NexRebular · on Aug 25, 2023

Triton is now being developed by MNX Solutions and seems to be doing quite well.

We run Triton and SmartOS in production and the linux compatibility works via lx-zones just fine. Only some of the linux-locked software, which usually means docker, needs to go inside a bhyve VM.

basique · on Aug 24, 2023

Aren't Cloudflare Workers multitenant? Although, if you want to be cynical, that could be a reason they aren't 'enterprise grade™'.

tyingq · on Aug 24, 2023

They are using v8 isolates, which is maybe easier to do in a sound way than the whole broad space of containers. Previous discussion: https://news.ycombinator.com/item?id=31740885

rewmie · on Aug 24, 2023

> There's no way an "enterprise grade" cloud vendor like AWS would allow co-tenancy of containers (...)

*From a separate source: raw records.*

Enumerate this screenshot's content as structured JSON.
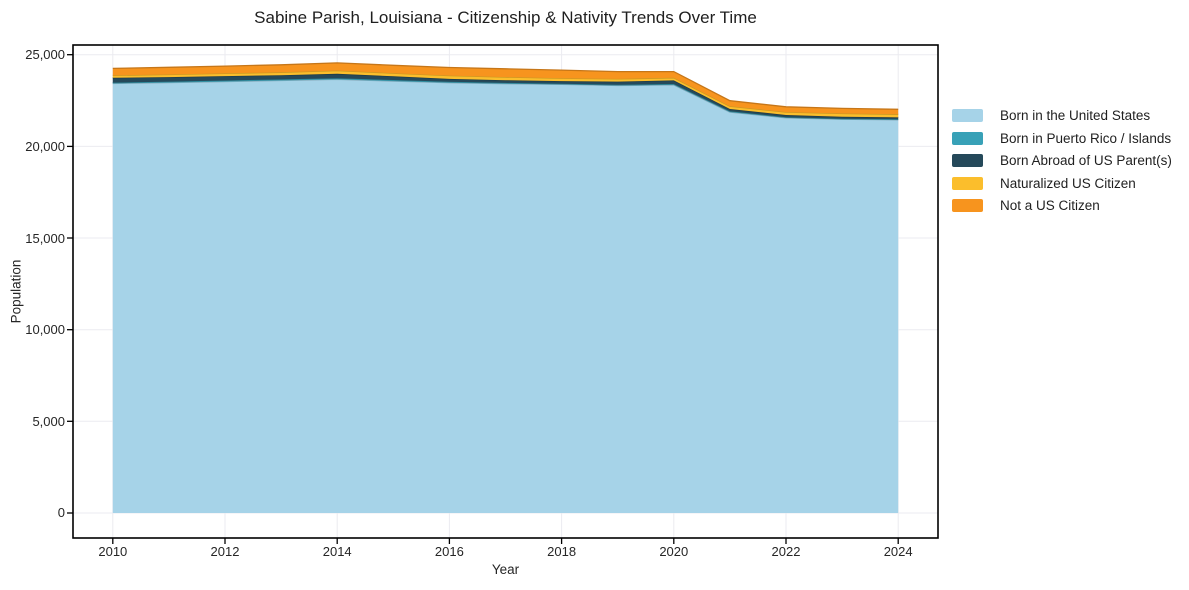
{
  "chart_data": {
    "type": "area",
    "stacked": true,
    "title": "Sabine Parish, Louisiana - Citizenship & Nativity Trends Over Time",
    "xlabel": "Year",
    "ylabel": "Population",
    "x": [
      2010,
      2011,
      2012,
      2013,
      2014,
      2015,
      2016,
      2017,
      2018,
      2019,
      2020,
      2021,
      2022,
      2023,
      2024
    ],
    "series": [
      {
        "name": "Born in the United States",
        "color": "#A6D3E8",
        "values": [
          23430,
          23480,
          23530,
          23590,
          23650,
          23560,
          23470,
          23420,
          23380,
          23320,
          23350,
          21870,
          21560,
          21480,
          21450
        ]
      },
      {
        "name": "Born in Puerto Rico / Islands",
        "color": "#38A1B7",
        "values": [
          50,
          50,
          60,
          60,
          70,
          60,
          50,
          40,
          40,
          40,
          50,
          40,
          30,
          30,
          30
        ]
      },
      {
        "name": "Born Abroad of US Parent(s)",
        "color": "#25495A",
        "values": [
          260,
          250,
          240,
          230,
          240,
          200,
          160,
          150,
          140,
          170,
          200,
          130,
          120,
          110,
          100
        ]
      },
      {
        "name": "Naturalized US Citizen",
        "color": "#FBBE2C",
        "values": [
          130,
          140,
          150,
          160,
          170,
          170,
          180,
          170,
          160,
          150,
          140,
          150,
          160,
          170,
          170
        ]
      },
      {
        "name": "Not a US Citizen",
        "color": "#F7941E",
        "values": [
          380,
          390,
          400,
          410,
          420,
          430,
          440,
          450,
          440,
          400,
          340,
          300,
          290,
          280,
          270
        ]
      }
    ],
    "xticks": [
      2010,
      2012,
      2014,
      2016,
      2018,
      2020,
      2022,
      2024
    ],
    "yticks": [
      0,
      5000,
      10000,
      15000,
      20000,
      25000
    ],
    "ytick_labels": [
      "0",
      "5,000",
      "10,000",
      "15,000",
      "20,000",
      "25,000"
    ],
    "xlim": [
      2009.29,
      2024.71
    ],
    "ylim": [
      -1364,
      25529
    ],
    "grid": true,
    "grid_color": "#ebebf0",
    "spine_color": "#000000",
    "legend_position": "outside-right-top"
  }
}
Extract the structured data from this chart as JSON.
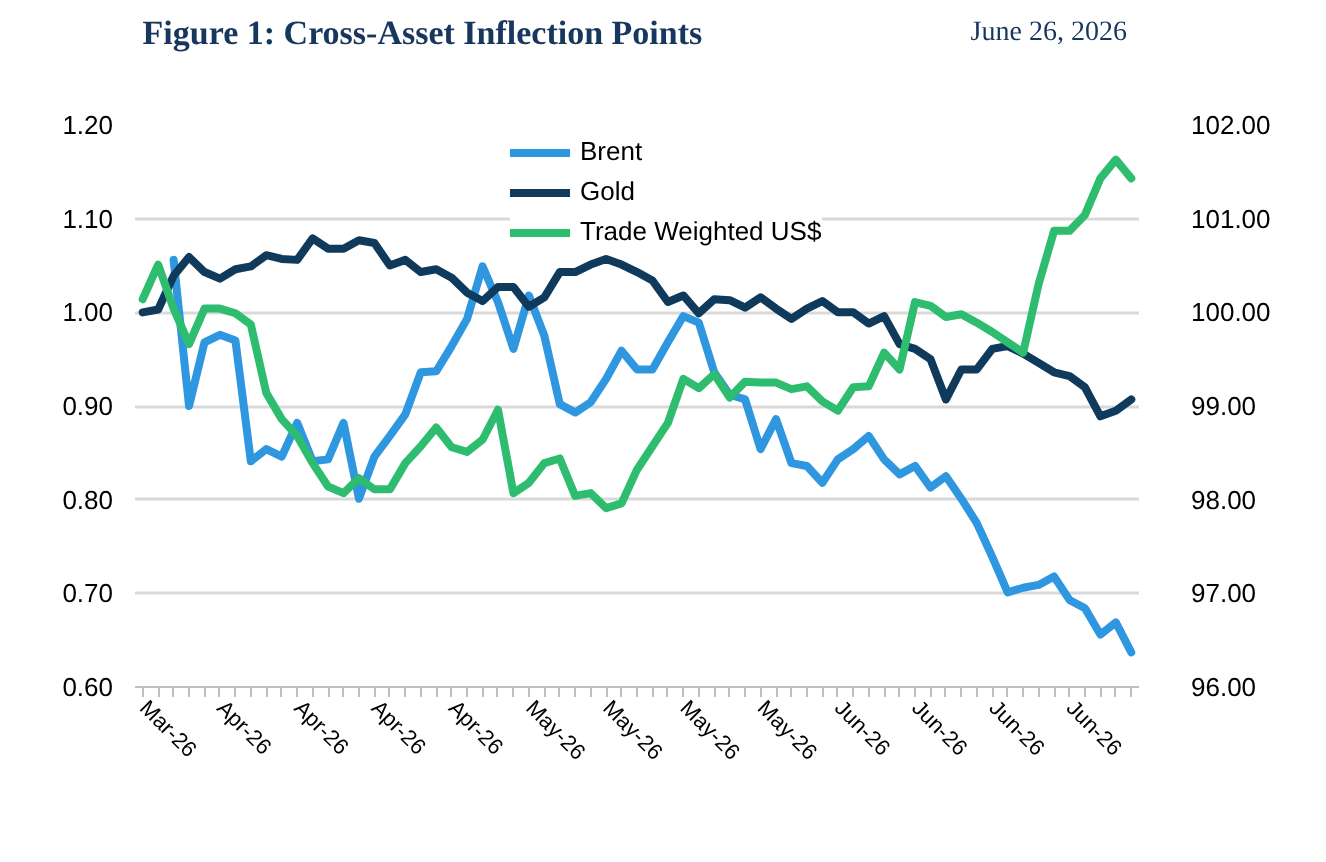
{
  "chart_data": {
    "type": "line",
    "title": "Figure 1: Cross-Asset Inflection Points",
    "subtitle": "June 26, 2026",
    "categories": [
      "Mar-26",
      null,
      null,
      null,
      null,
      "Apr-26",
      null,
      null,
      null,
      null,
      "Apr-26",
      null,
      null,
      null,
      null,
      "Apr-26",
      null,
      null,
      null,
      null,
      "Apr-26",
      null,
      null,
      null,
      null,
      "May-26",
      null,
      null,
      null,
      null,
      "May-26",
      null,
      null,
      null,
      null,
      "May-26",
      null,
      null,
      null,
      null,
      "May-26",
      null,
      null,
      null,
      null,
      "Jun-26",
      null,
      null,
      null,
      null,
      "Jun-26",
      null,
      null,
      null,
      null,
      "Jun-26",
      null,
      null,
      null,
      null,
      "Jun-26",
      null,
      null,
      null,
      null
    ],
    "series": [
      {
        "name": "Brent",
        "color": "#2f96e0",
        "values": [
          null,
          null,
          1.056,
          0.9,
          0.968,
          0.976,
          0.97,
          0.841,
          0.854,
          0.846,
          0.882,
          0.841,
          0.843,
          0.882,
          0.801,
          0.846,
          0.868,
          0.891,
          0.936,
          0.937,
          0.964,
          0.993,
          1.049,
          1.011,
          0.961,
          1.018,
          0.975,
          0.902,
          0.893,
          0.904,
          0.929,
          0.959,
          0.939,
          0.939,
          0.968,
          0.996,
          0.989,
          0.936,
          0.912,
          0.907,
          0.854,
          0.886,
          0.839,
          0.836,
          0.818,
          0.843,
          0.854,
          0.868,
          0.843,
          0.827,
          0.836,
          0.813,
          0.825,
          0.801,
          0.775,
          0.739,
          0.701,
          0.706,
          0.709,
          0.718,
          0.693,
          0.684,
          0.656,
          0.669,
          0.637
        ]
      },
      {
        "name": "Gold",
        "color": "#0f3a5c",
        "values": [
          1.0,
          1.003,
          1.039,
          1.059,
          1.043,
          1.036,
          1.046,
          1.049,
          1.061,
          1.057,
          1.056,
          1.079,
          1.068,
          1.068,
          1.077,
          1.074,
          1.05,
          1.056,
          1.043,
          1.046,
          1.037,
          1.021,
          1.012,
          1.027,
          1.027,
          1.006,
          1.016,
          1.043,
          1.043,
          1.051,
          1.057,
          1.051,
          1.043,
          1.034,
          1.011,
          1.018,
          0.999,
          1.014,
          1.013,
          1.005,
          1.016,
          1.004,
          0.993,
          1.004,
          1.012,
          1.0,
          1.0,
          0.988,
          0.996,
          0.966,
          0.961,
          0.95,
          0.907,
          0.939,
          0.939,
          0.961,
          0.964,
          0.956,
          0.946,
          0.936,
          0.932,
          0.92,
          0.889,
          0.895,
          0.907
        ]
      },
      {
        "name": "Trade Weighted US$",
        "color": "#2ebd6f",
        "axis": "y2",
        "values": [
          100.14,
          100.51,
          100.04,
          99.66,
          100.04,
          100.04,
          99.99,
          99.87,
          99.14,
          98.86,
          98.68,
          98.39,
          98.14,
          98.07,
          98.23,
          98.11,
          98.11,
          98.39,
          98.57,
          98.77,
          98.56,
          98.51,
          98.64,
          98.96,
          98.07,
          98.18,
          98.39,
          98.44,
          98.04,
          98.07,
          97.91,
          97.96,
          98.32,
          98.57,
          98.82,
          99.29,
          99.19,
          99.34,
          99.09,
          99.26,
          99.25,
          99.25,
          99.18,
          99.21,
          99.05,
          98.95,
          99.2,
          99.21,
          99.57,
          99.39,
          100.11,
          100.07,
          99.95,
          99.98,
          99.89,
          99.79,
          99.68,
          99.57,
          100.3,
          100.87,
          100.87,
          101.04,
          101.43,
          101.63,
          101.43
        ]
      }
    ],
    "ylim": [
      0.6,
      1.2
    ],
    "yticks": [
      {
        "value": 0.6,
        "label": "0.60"
      },
      {
        "value": 0.7,
        "label": "0.70"
      },
      {
        "value": 0.8,
        "label": "0.80"
      },
      {
        "value": 0.9,
        "label": "0.90"
      },
      {
        "value": 1.0,
        "label": "1.00"
      },
      {
        "value": 1.1,
        "label": "1.10"
      },
      {
        "value": 1.2,
        "label": "1.20"
      }
    ],
    "y2lim": [
      96,
      102
    ],
    "y2ticks": [
      {
        "value": 96,
        "label": "96.00"
      },
      {
        "value": 97,
        "label": "97.00"
      },
      {
        "value": 98,
        "label": "98.00"
      },
      {
        "value": 99,
        "label": "99.00"
      },
      {
        "value": 100,
        "label": "100.00"
      },
      {
        "value": 101,
        "label": "101.00"
      },
      {
        "value": 102,
        "label": "102.00"
      }
    ],
    "grid": "y",
    "legend": "top",
    "line_style": "solid"
  }
}
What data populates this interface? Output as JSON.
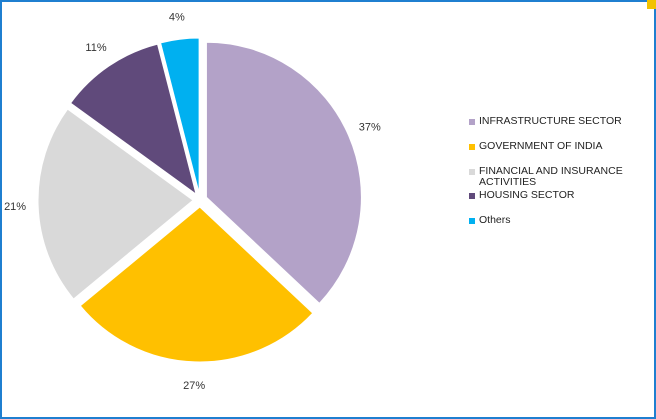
{
  "chart_data": {
    "type": "pie",
    "categories": [
      "INFRASTRUCTURE SECTOR",
      "GOVERNMENT OF INDIA",
      "FINANCIAL AND INSURANCE ACTIVITIES",
      "HOUSING SECTOR",
      "Others"
    ],
    "values": [
      37,
      27,
      21,
      11,
      4
    ],
    "labels": [
      "37%",
      "27%",
      "21%",
      "11%",
      "4%"
    ],
    "colors": [
      "#b3a2c8",
      "#ffc000",
      "#d9d9d9",
      "#604a7b",
      "#00b0f0"
    ],
    "exploded": true,
    "legend_position": "right",
    "title": "",
    "xlabel": "",
    "ylabel": ""
  },
  "frame": {
    "border_color": "#1f7fd0",
    "accent_color": "#f2c200"
  }
}
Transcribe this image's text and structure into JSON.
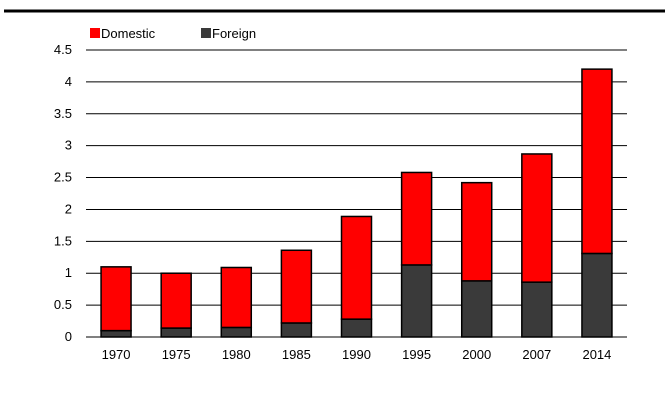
{
  "chart_data": {
    "type": "bar",
    "stacked": true,
    "categories": [
      "1970",
      "1975",
      "1980",
      "1985",
      "1990",
      "1995",
      "2000",
      "2007",
      "2014"
    ],
    "series": [
      {
        "name": "Foreign",
        "color": "#3a3a3a",
        "values": [
          0.1,
          0.14,
          0.15,
          0.22,
          0.28,
          1.13,
          0.88,
          0.86,
          1.31
        ]
      },
      {
        "name": "Domestic",
        "color": "#ff0000",
        "values": [
          1.0,
          0.86,
          0.94,
          1.14,
          1.61,
          1.45,
          1.54,
          2.01,
          2.89
        ]
      }
    ],
    "legend_order": [
      "Domestic",
      "Foreign"
    ],
    "ylim": [
      0,
      4.5
    ],
    "yticks": [
      "0",
      "0.5",
      "1",
      "1.5",
      "2",
      "2.5",
      "3",
      "3.5",
      "4",
      "4.5"
    ],
    "grid": true,
    "legend_position": "top-left",
    "title": "",
    "xlabel": "",
    "ylabel": ""
  }
}
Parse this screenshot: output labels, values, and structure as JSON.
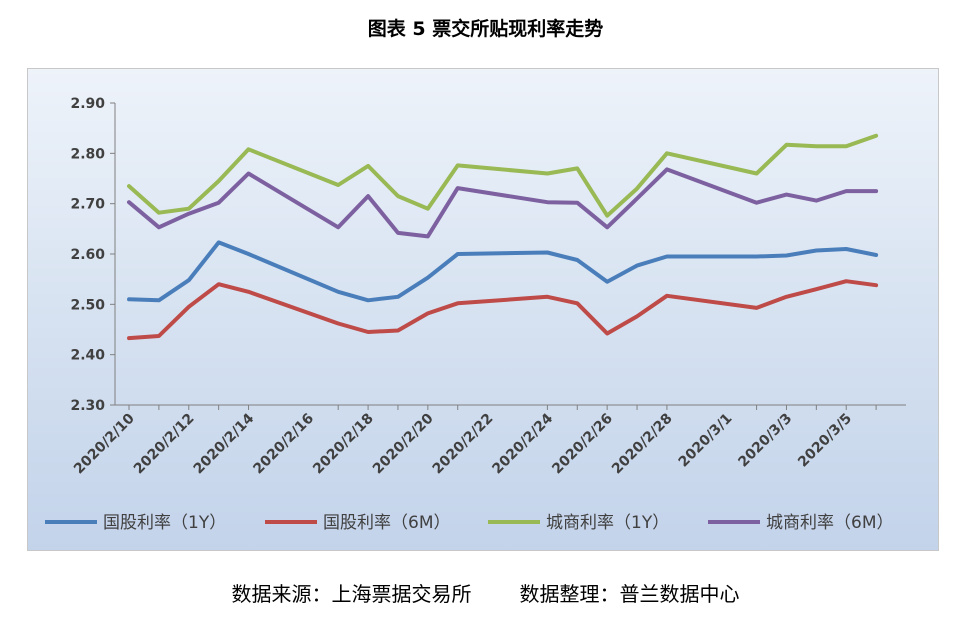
{
  "title": "图表 5  票交所贴现利率走势",
  "footer": {
    "source": "数据来源：上海票据交易所",
    "compiled": "数据整理：普兰数据中心"
  },
  "chart_data": {
    "type": "line",
    "title": "图表 5  票交所贴现利率走势",
    "xlabel": "",
    "ylabel": "",
    "ylim": [
      2.3,
      2.9
    ],
    "yticks": [
      "2.90",
      "2.80",
      "2.70",
      "2.60",
      "2.50",
      "2.40",
      "2.30"
    ],
    "xticks": [
      "2020/2/10",
      "2020/2/12",
      "2020/2/14",
      "2020/2/16",
      "2020/2/18",
      "2020/2/20",
      "2020/2/22",
      "2020/2/24",
      "2020/2/26",
      "2020/2/28",
      "2020/3/1",
      "2020/3/3",
      "2020/3/5"
    ],
    "x": [
      "2020/2/10",
      "2020/2/11",
      "2020/2/12",
      "2020/2/13",
      "2020/2/14",
      "2020/2/17",
      "2020/2/18",
      "2020/2/19",
      "2020/2/20",
      "2020/2/21",
      "2020/2/24",
      "2020/2/25",
      "2020/2/26",
      "2020/2/27",
      "2020/2/28",
      "2020/3/2",
      "2020/3/3",
      "2020/3/4",
      "2020/3/5",
      "2020/3/6"
    ],
    "series": [
      {
        "name": "国股利率（1Y）",
        "color": "#4a7ebb",
        "values": [
          2.51,
          2.508,
          2.548,
          2.623,
          2.6,
          2.525,
          2.508,
          2.515,
          2.553,
          2.6,
          2.603,
          2.588,
          2.545,
          2.577,
          2.595,
          2.595,
          2.597,
          2.607,
          2.61,
          2.598
        ]
      },
      {
        "name": "国股利率（6M）",
        "color": "#be4b48",
        "values": [
          2.433,
          2.437,
          2.495,
          2.54,
          2.525,
          2.462,
          2.445,
          2.448,
          2.482,
          2.502,
          2.515,
          2.502,
          2.442,
          2.476,
          2.517,
          2.493,
          2.515,
          2.53,
          2.546,
          2.538
        ]
      },
      {
        "name": "城商利率（1Y）",
        "color": "#98b954",
        "values": [
          2.735,
          2.682,
          2.69,
          2.745,
          2.808,
          2.737,
          2.775,
          2.715,
          2.69,
          2.776,
          2.76,
          2.77,
          2.676,
          2.73,
          2.8,
          2.76,
          2.817,
          2.814,
          2.814,
          2.835
        ]
      },
      {
        "name": "城商利率（6M）",
        "color": "#7d60a0",
        "values": [
          2.703,
          2.653,
          2.68,
          2.702,
          2.76,
          2.653,
          2.715,
          2.642,
          2.635,
          2.731,
          2.703,
          2.702,
          2.653,
          2.71,
          2.768,
          2.702,
          2.718,
          2.706,
          2.725,
          2.725
        ]
      }
    ],
    "grid": false,
    "legend": "bottom"
  }
}
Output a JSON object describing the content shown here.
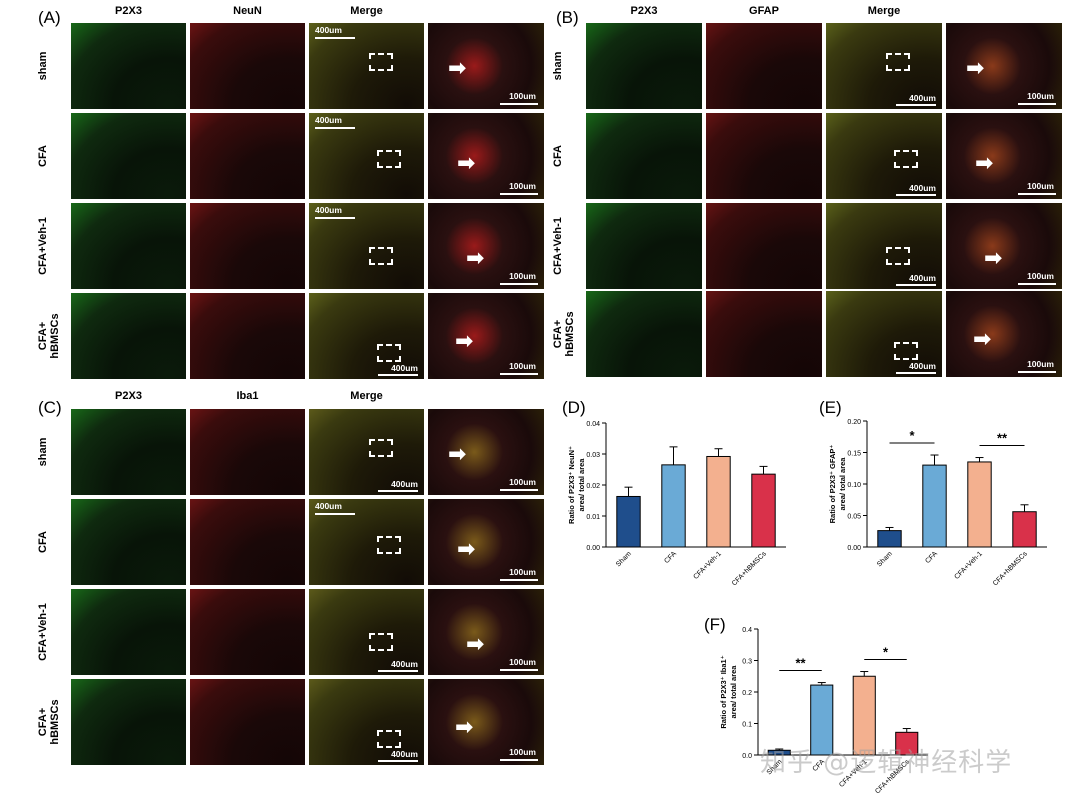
{
  "panels": {
    "A": {
      "label": "(A)",
      "cols": [
        "P2X3",
        "NeuN",
        "Merge"
      ],
      "rows": [
        "sham",
        "CFA",
        "CFA+Veh-1",
        "CFA+\nhBMSCs"
      ],
      "colors": [
        "#1f9a1f",
        "#b81f1f",
        "#8f9a2a",
        "#9a1a1a"
      ]
    },
    "B": {
      "label": "(B)",
      "cols": [
        "P2X3",
        "GFAP",
        "Merge"
      ],
      "rows": [
        "sham",
        "CFA",
        "CFA+Veh-1",
        "CFA+\nhBMSCs"
      ],
      "colors": [
        "#1f9a1f",
        "#a81f1f",
        "#889a2a",
        "#8a3a1a"
      ]
    },
    "C": {
      "label": "(C)",
      "cols": [
        "P2X3",
        "Iba1",
        "Merge"
      ],
      "rows": [
        "sham",
        "CFA",
        "CFA+Veh-1",
        "CFA+\nhBMSCs"
      ],
      "colors": [
        "#1f9a1f",
        "#b01f1f",
        "#8f8a2a",
        "#7a5a1a"
      ]
    }
  },
  "scale": {
    "large": "400um",
    "small": "100um"
  },
  "watermark": "知乎 @逻辑神经科学",
  "chart_data": [
    {
      "panel": "(D)",
      "type": "bar",
      "categories": [
        "Sham",
        "CFA",
        "CFA+Veh-1",
        "CFA+hBMSCs"
      ],
      "values": [
        0.0163,
        0.0265,
        0.0292,
        0.0235
      ],
      "errors": [
        0.003,
        0.0058,
        0.0025,
        0.0025
      ],
      "ylabel_html": "Ratio of P2X3<sup>+</sup> NeuN<sup>+</sup>",
      "ylabel2": "area/ total area",
      "ylim": [
        0,
        0.04
      ],
      "ticks": [
        "0.00",
        "0.01",
        "0.02",
        "0.03",
        "0.04"
      ],
      "sig": []
    },
    {
      "panel": "(E)",
      "type": "bar",
      "categories": [
        "Sham",
        "CFA",
        "CFA+Veh-1",
        "CFA+hBMSCs"
      ],
      "values": [
        0.026,
        0.13,
        0.135,
        0.056
      ],
      "errors": [
        0.005,
        0.016,
        0.007,
        0.011
      ],
      "ylabel_html": "Ratio of P2X3<sup>+</sup> GFAP<sup>+</sup>",
      "ylabel2": "area/ total area",
      "ylim": [
        0,
        0.2
      ],
      "ticks": [
        "0.00",
        "0.05",
        "0.10",
        "0.15",
        "0.20"
      ],
      "sig": [
        {
          "from": 0,
          "to": 1,
          "label": "*"
        },
        {
          "from": 2,
          "to": 3,
          "label": "**"
        }
      ]
    },
    {
      "panel": "(F)",
      "type": "bar",
      "categories": [
        "Sham",
        "CFA",
        "CFA+Veh-1",
        "CFA+hBMSCs"
      ],
      "values": [
        0.015,
        0.222,
        0.25,
        0.072
      ],
      "errors": [
        0.004,
        0.008,
        0.015,
        0.012
      ],
      "ylabel_html": "Ratio of P2X3<sup>+</sup> Iba1<sup>+</sup>",
      "ylabel2": "area/ total area",
      "ylim": [
        0,
        0.4
      ],
      "ticks": [
        "0.0",
        "0.1",
        "0.2",
        "0.3",
        "0.4"
      ],
      "sig": [
        {
          "from": 0,
          "to": 1,
          "label": "**"
        },
        {
          "from": 2,
          "to": 3,
          "label": "*"
        }
      ]
    }
  ],
  "bar_colors": [
    "#1f4e8c",
    "#6aaad6",
    "#f3b08f",
    "#d9314a"
  ]
}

I don't think your beliefs are well founded. AWS's EC2 by default only supoprts shared tenancy, and dedicated instances are a premium service.

tptacek · on Aug 24, 2023

I take them to mean shared kernels.

cthalupa · on Aug 25, 2023

But the parent specifically called out co-tenancy of /containers/. EC2 instances are not containers.

mochomocha · on Aug 24, 2023

Both Lambda firecracker VMs and t2 instances are multi-tenant and oversubscribed.

tptacek · on Aug 24, 2023

I take them to mean "multiple tenants sharing a kernel"; I think everyone understands that AWS and GCP have multitenant hypervisor hosts.